While the Labour party, traditionally the champion of liberal permissiveness, has the lowest approval rating ever, the Conservative party now has one of the highest, despite saying things about social degeneration in broken Britain that would have been unmentionable only recently and wholly unacceptable from Conservatives. We are likely to have before long a Conservative government run by a clutch of clever young family-minded, morally conservative toffs; a couple of years ago, that idea would have been laughable. Perhaps it’s true that the tide of 1960s liberalism is beginning to turn. It may be that we have arrived at a defining moment.

The magazine Standpoint certainly seems to think so. (I should declare an interest, as a contributor.) At a launch party for the right-of-centre great and good, the editor, Daniel Johnson, spoke with an almost triumphalist passion about the imperative to defend western civilisation against moral cowardice and intellectual confusion and against adversaries who don’t share our values. I thought I sensed unease among his guests, even though almost all of us must have broadly agreed with him. British conservatives tend to be embarrassed by self-celebration, even in the face of attack. It might in part explain their unwillingness to stand up against the noisy, thoughtless iconoclasm of the 1960s, and the cultural damage it has done. Perhaps they are preparing to do so now.

Nazir-Ali is unlikely to be leading them. His open disapproval of homosexuality brands whatever else he talks about with the stamp of ignorant intolerance. What is more, his indirect appeal for a return to Christian faith as the cure for our social ills is irritating. One does not have to be a practising Christian to subscribe to a post-Christian morality, and to hold it dear. The other serious problem is the way he talks of Islam. He is right that anyone with a public voice should speak out against Islamist extremism, but he must know that people do not listen carefully and often hear Islam instead of Islamist extremism, and he will be seen to be calling for a Christian revival to oppose Islam in general.

However, there is, I think, a reason why Islamist extremism is relevant to this defining moment, if it is one. After 9/11, but in this country even more so after the 7/7 attacks by British-born terrorists, liberal and libertarian conservatives began to think again. These British extremists despised us for our decadence, and we were forced to admit they had a point. For a long time Britain and its institutions have been suffering a loss of nerve and will that amounts to a national moral funk. We have let standards fall in almost everything. From the lies and finaglings about expenses in the House of Commons, to the failures of standards in schools and hospitals, from the sleazy behaviour of public figures such as John Prescott and Cherie Blair to the vomiting of drunken girls on streets, from the sordid confessions of chat shows to the public humiliation of Big Brother, something has collapsed.
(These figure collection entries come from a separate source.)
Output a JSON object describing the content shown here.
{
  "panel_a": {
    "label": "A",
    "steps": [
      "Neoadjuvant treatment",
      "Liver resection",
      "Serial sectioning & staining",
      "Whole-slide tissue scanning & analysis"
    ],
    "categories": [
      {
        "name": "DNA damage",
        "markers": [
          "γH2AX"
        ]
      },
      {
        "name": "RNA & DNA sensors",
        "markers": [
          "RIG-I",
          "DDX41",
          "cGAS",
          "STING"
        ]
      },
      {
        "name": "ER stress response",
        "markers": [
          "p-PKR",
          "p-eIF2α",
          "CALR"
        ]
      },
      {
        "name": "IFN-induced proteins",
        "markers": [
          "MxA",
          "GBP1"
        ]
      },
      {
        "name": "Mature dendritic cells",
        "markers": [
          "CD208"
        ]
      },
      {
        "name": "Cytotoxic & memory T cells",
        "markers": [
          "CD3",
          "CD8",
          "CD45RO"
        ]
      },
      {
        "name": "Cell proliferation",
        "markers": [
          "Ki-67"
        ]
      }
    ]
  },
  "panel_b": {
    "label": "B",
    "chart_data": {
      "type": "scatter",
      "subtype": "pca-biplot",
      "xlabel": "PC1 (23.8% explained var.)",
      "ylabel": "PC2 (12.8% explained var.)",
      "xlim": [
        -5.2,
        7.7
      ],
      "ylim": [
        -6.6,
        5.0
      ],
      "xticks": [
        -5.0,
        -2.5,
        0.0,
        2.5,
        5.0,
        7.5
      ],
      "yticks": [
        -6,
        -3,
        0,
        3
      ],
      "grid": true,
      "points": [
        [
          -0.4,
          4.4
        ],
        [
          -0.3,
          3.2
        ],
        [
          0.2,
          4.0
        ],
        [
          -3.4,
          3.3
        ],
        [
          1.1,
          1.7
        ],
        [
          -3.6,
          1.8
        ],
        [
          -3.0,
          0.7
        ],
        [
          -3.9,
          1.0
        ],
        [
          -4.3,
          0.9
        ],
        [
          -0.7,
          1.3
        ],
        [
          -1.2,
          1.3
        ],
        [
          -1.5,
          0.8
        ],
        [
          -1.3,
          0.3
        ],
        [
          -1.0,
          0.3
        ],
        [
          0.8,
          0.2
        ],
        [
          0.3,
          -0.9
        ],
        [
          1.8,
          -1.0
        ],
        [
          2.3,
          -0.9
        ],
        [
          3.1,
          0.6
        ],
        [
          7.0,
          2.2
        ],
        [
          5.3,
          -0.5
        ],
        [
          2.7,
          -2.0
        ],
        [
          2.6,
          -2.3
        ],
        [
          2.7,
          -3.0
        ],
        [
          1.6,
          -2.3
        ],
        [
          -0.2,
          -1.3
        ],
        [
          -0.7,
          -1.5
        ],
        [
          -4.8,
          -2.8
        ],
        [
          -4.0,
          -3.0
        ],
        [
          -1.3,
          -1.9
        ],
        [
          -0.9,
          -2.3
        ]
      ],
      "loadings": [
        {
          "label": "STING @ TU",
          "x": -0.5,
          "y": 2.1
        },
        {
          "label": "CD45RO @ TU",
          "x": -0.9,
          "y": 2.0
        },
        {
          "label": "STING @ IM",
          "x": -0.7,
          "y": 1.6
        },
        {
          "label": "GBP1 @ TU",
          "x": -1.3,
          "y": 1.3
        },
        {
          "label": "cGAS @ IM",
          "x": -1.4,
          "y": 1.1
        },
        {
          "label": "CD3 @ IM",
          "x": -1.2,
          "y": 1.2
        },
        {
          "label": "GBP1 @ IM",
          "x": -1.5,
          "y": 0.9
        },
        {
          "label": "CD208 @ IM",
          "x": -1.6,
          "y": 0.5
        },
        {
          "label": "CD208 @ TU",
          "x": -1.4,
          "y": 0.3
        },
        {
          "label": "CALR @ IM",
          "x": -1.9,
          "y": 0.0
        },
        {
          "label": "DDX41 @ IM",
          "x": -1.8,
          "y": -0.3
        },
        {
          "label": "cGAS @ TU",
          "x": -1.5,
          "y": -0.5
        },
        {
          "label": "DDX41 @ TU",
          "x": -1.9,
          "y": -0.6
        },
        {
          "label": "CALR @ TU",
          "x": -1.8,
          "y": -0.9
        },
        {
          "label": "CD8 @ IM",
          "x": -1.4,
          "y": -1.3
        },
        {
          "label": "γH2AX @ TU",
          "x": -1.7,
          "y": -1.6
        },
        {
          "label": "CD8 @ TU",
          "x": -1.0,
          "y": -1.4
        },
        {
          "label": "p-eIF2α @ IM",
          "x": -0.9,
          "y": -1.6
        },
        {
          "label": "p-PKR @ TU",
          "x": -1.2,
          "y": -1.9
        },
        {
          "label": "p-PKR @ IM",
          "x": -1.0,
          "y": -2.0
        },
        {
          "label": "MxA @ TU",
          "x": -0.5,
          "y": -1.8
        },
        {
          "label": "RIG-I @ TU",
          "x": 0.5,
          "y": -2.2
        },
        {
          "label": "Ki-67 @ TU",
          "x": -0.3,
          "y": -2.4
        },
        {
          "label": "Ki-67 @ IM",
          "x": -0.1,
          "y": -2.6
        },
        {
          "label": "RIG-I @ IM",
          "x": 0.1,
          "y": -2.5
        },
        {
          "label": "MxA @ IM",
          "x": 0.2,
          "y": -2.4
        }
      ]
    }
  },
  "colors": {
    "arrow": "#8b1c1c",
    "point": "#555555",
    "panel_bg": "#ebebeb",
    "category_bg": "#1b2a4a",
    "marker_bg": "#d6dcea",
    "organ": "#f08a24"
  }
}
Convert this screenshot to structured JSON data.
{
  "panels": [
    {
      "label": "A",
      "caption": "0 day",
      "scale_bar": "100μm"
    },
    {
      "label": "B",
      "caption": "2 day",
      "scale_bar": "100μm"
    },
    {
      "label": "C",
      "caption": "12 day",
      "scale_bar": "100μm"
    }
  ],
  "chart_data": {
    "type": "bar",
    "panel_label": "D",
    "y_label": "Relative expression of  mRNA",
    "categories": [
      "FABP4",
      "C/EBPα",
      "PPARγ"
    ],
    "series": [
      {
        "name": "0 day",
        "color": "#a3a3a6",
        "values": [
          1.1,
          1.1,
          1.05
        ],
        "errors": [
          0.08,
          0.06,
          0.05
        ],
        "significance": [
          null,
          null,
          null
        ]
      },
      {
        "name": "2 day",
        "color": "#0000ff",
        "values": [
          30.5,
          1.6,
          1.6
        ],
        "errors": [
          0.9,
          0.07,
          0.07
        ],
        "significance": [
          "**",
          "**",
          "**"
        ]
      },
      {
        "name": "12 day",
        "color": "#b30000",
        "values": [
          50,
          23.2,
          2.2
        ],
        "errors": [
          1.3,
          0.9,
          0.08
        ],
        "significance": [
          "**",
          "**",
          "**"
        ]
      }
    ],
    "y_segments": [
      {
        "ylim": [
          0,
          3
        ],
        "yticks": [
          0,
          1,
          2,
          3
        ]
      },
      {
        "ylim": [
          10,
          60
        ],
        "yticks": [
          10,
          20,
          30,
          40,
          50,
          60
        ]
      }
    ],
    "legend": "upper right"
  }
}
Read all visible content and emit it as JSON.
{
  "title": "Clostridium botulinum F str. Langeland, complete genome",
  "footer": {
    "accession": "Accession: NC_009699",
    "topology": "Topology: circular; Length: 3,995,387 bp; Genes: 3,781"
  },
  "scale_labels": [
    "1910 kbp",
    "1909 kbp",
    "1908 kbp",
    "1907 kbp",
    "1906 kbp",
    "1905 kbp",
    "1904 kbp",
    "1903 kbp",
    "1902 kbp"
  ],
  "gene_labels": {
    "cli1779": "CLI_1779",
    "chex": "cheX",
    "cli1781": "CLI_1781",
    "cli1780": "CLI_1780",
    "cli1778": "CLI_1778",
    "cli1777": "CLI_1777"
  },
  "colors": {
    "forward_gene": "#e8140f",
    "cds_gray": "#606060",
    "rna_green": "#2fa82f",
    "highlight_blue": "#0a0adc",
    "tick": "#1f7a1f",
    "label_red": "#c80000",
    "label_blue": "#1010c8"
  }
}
Our government’s unwillingness to look after our armed services is a startling example of this. Our soldiers have been sent into danger without proper body armour, with dodgy planes and inadequate tanks, and third-rate treatment in Third World hospitals at home if they are wounded. This is terrifying decadence: for if we lack the will to defend ourselves, or rather to defend those who are there to defend us, we are showing to the world’s beasts of prey the soft underbelly of decadence.

The one good thing, if there could be one, about Islamists’ murderous contempt is that at last it made us understand all this. I don’t think Nazir-Ali, even with a church militant behind him, can put his finger in the dyke of this impending disaster. However, he is at least, like Whitehouse, willing to say the unsayable; that is often a necessary driver of change.